Beberapa kalangan, seperti yang dikutip dari buku "SUNNI dan SYIAH: Mustahil Bersatu" karya Kholilu Hasib, menganggap gerakan Syiah didukung oleh kelompok liberal dan menilai aliran ini sebagai sesat. Pandangan ini, namun, perlu dilihat secara kritis dan kontekstual, mengingat kompleksitas sejarah dan teologi kedua aliran tersebut.
Perbedaan Pokok Ajaran Sunni dan Syiah Menurut MUI
Majelis Ulama Indonesia (MUI), dalam ketetapannya tanggal 7 Maret 1984, menetapkan beberapa pokok ajaran Syiah yang berbeda dengan pandangan mayoritas kelompok Sunni. Meskipun detail ketetapan tersebut perlu dirujuk pada dokumen resmi MUI, perbedaan-perbedaan tersebut umumnya mencakup isu-isu teologi dan hukum yang fundamental, seperti konsep Imamah, penafsiran Al-Qur’an dan hadis, serta praktik keagamaan tertentu.
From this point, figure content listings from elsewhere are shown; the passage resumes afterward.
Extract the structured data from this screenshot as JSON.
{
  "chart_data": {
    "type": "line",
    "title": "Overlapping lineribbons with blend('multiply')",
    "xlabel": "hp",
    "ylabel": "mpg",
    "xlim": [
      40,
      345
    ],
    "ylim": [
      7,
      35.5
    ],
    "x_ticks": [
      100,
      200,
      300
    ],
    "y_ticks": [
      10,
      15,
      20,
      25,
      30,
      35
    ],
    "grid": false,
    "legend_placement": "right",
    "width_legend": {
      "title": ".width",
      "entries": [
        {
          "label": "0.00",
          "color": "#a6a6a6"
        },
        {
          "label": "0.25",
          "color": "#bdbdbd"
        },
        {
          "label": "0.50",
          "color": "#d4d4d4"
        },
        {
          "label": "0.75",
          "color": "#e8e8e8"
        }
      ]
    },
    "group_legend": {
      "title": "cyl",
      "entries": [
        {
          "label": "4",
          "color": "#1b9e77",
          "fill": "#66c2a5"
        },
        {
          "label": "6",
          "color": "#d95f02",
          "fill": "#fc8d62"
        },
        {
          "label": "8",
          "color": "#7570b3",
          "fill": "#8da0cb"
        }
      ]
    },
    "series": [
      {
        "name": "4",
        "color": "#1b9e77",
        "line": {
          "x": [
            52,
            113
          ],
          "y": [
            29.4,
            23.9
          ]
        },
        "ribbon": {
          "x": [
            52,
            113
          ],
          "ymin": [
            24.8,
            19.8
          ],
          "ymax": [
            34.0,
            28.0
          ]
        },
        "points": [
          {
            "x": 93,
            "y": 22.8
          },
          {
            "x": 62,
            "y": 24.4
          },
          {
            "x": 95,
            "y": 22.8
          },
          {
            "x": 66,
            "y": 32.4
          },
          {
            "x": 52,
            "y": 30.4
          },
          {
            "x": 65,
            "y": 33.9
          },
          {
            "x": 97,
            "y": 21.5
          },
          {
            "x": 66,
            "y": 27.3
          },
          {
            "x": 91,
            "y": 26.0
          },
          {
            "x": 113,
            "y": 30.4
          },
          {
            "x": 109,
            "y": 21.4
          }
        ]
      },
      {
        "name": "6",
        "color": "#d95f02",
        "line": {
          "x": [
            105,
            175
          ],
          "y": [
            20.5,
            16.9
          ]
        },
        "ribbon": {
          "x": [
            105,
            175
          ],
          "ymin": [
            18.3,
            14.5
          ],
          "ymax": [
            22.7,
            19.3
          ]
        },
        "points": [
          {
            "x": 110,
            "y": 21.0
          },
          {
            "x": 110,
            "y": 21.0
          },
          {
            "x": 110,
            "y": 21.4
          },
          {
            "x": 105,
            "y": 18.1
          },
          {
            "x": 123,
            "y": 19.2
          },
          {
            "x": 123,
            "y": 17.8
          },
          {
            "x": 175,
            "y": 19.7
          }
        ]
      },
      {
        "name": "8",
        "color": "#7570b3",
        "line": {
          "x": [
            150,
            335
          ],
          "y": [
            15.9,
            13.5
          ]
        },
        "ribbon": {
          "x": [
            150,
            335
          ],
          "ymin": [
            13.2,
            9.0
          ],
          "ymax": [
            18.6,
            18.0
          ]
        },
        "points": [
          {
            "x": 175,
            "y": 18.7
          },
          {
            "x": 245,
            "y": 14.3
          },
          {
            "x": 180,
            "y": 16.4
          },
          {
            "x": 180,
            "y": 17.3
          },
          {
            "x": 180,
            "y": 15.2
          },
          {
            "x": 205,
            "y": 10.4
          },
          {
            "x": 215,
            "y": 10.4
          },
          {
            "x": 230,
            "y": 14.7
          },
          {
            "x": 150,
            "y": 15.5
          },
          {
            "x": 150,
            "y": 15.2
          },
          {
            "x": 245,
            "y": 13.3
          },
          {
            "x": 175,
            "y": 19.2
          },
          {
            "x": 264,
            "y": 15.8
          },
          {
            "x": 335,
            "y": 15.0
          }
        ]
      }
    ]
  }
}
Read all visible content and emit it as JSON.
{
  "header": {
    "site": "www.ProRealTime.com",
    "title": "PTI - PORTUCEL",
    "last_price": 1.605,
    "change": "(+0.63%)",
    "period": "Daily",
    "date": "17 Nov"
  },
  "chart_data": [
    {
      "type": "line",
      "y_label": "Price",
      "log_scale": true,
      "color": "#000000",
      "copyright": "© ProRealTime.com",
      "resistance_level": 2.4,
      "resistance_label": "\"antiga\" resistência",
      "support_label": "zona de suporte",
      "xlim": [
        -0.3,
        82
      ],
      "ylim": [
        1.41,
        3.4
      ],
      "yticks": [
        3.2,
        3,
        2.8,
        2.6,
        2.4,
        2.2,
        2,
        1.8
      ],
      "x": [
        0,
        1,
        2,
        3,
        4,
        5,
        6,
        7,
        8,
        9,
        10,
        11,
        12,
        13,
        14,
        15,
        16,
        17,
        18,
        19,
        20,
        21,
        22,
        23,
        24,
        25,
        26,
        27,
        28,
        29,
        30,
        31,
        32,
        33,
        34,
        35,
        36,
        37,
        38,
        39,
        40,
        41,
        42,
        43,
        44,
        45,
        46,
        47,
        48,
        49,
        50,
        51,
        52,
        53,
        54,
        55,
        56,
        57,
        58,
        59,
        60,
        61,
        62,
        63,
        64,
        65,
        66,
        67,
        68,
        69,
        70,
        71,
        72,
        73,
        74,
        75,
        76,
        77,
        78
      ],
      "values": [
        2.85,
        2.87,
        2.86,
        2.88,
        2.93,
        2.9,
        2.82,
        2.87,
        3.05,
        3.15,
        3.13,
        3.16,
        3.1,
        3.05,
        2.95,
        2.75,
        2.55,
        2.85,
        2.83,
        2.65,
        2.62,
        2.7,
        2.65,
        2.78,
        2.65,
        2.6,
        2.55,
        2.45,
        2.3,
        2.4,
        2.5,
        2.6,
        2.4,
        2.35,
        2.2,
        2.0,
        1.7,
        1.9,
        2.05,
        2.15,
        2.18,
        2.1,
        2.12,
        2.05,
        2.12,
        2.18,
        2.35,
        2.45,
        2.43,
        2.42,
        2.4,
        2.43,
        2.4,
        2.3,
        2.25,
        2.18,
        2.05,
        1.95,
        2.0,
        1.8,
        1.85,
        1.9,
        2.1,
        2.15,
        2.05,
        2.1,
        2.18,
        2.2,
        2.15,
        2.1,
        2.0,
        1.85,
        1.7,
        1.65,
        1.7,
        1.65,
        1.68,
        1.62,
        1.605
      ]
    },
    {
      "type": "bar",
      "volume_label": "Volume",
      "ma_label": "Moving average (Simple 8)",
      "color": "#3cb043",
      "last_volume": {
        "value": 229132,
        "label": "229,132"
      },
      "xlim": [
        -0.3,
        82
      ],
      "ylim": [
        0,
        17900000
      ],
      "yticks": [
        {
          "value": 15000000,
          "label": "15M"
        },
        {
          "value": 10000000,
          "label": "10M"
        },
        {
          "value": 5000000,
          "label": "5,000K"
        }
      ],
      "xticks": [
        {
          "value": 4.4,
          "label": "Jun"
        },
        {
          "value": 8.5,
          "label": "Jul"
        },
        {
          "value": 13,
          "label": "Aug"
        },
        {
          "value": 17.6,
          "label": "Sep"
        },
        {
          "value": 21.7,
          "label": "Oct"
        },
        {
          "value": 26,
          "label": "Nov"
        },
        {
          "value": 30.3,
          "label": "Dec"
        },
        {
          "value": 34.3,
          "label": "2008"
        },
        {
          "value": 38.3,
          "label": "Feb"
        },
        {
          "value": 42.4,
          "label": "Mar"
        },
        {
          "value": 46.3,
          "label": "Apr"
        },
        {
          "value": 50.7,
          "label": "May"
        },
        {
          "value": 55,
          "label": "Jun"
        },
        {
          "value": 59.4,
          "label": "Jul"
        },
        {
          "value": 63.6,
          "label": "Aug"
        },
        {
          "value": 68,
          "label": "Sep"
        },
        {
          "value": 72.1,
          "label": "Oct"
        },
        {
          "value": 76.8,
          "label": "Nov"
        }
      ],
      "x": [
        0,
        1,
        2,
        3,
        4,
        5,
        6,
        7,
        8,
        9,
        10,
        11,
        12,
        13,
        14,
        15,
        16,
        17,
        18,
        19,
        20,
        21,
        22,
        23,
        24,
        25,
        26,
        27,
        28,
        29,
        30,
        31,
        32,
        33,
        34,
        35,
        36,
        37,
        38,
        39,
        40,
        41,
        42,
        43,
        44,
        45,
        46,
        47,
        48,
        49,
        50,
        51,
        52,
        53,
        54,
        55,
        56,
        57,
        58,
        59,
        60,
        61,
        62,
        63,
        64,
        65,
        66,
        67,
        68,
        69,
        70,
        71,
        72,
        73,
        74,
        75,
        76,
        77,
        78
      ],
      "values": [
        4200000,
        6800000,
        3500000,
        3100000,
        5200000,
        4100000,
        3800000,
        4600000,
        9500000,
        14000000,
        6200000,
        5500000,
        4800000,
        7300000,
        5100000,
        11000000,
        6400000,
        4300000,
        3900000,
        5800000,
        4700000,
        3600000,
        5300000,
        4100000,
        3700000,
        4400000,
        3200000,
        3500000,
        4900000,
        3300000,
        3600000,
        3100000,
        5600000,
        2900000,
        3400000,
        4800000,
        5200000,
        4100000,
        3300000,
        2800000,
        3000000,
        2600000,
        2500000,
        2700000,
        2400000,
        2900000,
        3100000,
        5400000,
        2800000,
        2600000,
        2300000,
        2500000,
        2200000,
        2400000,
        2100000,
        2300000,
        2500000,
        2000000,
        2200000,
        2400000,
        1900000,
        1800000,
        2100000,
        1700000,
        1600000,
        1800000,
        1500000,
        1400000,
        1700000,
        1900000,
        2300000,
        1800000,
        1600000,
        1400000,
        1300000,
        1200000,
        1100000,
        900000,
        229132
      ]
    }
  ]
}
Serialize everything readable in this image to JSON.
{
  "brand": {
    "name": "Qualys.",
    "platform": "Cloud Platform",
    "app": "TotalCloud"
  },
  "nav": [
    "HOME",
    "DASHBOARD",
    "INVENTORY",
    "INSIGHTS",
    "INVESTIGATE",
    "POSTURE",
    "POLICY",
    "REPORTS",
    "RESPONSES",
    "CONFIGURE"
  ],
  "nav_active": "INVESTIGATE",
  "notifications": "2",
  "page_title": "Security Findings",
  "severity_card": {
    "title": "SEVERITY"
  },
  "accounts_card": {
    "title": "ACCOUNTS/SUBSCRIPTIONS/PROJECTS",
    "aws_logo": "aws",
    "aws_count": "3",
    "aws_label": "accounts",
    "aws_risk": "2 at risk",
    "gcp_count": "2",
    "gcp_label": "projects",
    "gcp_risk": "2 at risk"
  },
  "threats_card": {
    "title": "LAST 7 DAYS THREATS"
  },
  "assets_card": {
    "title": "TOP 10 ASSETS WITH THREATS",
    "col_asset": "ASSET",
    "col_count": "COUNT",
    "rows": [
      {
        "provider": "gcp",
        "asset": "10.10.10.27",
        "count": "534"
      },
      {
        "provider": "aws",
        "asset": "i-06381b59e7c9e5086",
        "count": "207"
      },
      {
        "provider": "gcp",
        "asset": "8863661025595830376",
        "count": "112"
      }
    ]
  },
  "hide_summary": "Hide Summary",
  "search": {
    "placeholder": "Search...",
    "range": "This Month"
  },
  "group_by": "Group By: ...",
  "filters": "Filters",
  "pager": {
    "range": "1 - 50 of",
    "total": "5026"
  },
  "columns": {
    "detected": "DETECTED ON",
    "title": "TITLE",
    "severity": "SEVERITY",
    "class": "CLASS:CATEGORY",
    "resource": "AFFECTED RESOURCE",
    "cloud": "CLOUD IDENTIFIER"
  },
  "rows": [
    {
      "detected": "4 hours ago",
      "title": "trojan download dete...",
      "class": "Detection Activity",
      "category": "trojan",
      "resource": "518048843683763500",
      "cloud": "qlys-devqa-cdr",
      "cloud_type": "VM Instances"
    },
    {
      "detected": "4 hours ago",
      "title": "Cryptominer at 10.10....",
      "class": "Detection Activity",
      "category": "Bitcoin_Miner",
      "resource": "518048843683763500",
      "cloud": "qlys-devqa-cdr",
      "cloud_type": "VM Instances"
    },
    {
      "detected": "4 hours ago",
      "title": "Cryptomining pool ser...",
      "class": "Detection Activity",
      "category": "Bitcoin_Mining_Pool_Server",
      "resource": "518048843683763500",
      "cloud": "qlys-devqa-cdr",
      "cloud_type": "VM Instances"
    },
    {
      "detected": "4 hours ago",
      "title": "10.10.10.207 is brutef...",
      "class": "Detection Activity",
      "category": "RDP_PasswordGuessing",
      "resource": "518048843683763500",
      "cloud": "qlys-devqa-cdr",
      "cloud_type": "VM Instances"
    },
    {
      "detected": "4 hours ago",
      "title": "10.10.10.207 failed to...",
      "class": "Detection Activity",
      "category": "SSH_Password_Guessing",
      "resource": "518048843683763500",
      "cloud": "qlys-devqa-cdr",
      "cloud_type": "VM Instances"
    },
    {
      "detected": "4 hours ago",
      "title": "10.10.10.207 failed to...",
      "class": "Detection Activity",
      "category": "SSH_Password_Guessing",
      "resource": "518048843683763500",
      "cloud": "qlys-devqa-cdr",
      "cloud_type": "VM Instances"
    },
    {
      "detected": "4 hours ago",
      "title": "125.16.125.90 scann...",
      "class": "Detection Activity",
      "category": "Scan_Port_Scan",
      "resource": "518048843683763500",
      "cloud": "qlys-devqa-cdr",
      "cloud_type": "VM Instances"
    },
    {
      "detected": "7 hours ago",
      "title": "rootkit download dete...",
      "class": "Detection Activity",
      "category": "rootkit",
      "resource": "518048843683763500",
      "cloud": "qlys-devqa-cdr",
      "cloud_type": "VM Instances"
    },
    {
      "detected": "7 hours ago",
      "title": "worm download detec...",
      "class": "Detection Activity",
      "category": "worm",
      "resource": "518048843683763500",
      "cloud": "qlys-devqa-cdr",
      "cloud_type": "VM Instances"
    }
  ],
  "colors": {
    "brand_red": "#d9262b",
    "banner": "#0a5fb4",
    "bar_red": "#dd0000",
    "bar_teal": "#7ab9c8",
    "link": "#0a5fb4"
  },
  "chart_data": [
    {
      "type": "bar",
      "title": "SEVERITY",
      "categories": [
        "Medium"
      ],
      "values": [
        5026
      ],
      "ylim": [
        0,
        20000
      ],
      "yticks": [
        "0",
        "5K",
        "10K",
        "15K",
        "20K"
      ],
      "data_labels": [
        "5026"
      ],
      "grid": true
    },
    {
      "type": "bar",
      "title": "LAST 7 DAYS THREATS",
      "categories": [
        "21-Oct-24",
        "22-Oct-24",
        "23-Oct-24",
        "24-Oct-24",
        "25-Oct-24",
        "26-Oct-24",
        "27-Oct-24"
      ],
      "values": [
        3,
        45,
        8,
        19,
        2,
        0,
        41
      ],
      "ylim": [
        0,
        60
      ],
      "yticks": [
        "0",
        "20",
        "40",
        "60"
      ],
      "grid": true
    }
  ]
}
Perbedaan-perbedaan ini, meskipun seringkali menjadi sumber perdebatan dan bahkan konflik, tidak boleh diartikan sebagai justifikasi untuk sikap intoleransi dan kekerasan.
Kesimpulan: Memahami Perbedaan dalam Kerangka Persatuan Umat
Perbedaan antara Sunni dan Syiah merupakan bagian integral dari sejarah dan perkembangan Islam. Memahami perbedaan-perbedaan ini dengan cara yang objektif dan kritis sangat penting untuk membangun dialog antar-umat beragama dan mencegah kesalahpahaman. Meskipun perbedaan teologi dan praktik keagamaan antara Sunni dan Syiah signifikan, kedua kelompok tersebut tetap mengakui kesatuan akidah Islam dan kesamaan dalam mengimani Allah SWT dan Nabi Muhammad SAW sebagai utusan-Nya. Penting untuk menekankan bahwa perbedaan tidak harus mengarah pada perpecahan dan konflik, melainkan dapat menjadi sumber pengayaan dan pemahaman yang lebih dalam tentang ajaran Islam secara keseluruhan. Toleransi, dialog, dan saling menghormati merupakan kunci untuk mewujudkan persatuan umat Islam di tengah keragaman interpretasi dan praktik keagamaan. Upaya untuk memahami perspektif masing-masing kelompok dengan cara yang objektif dan tanpa prasangka akan membantu dalam membangun hubungan yang lebih harmonis dan produktif di antara umat Islam secara keseluruhan.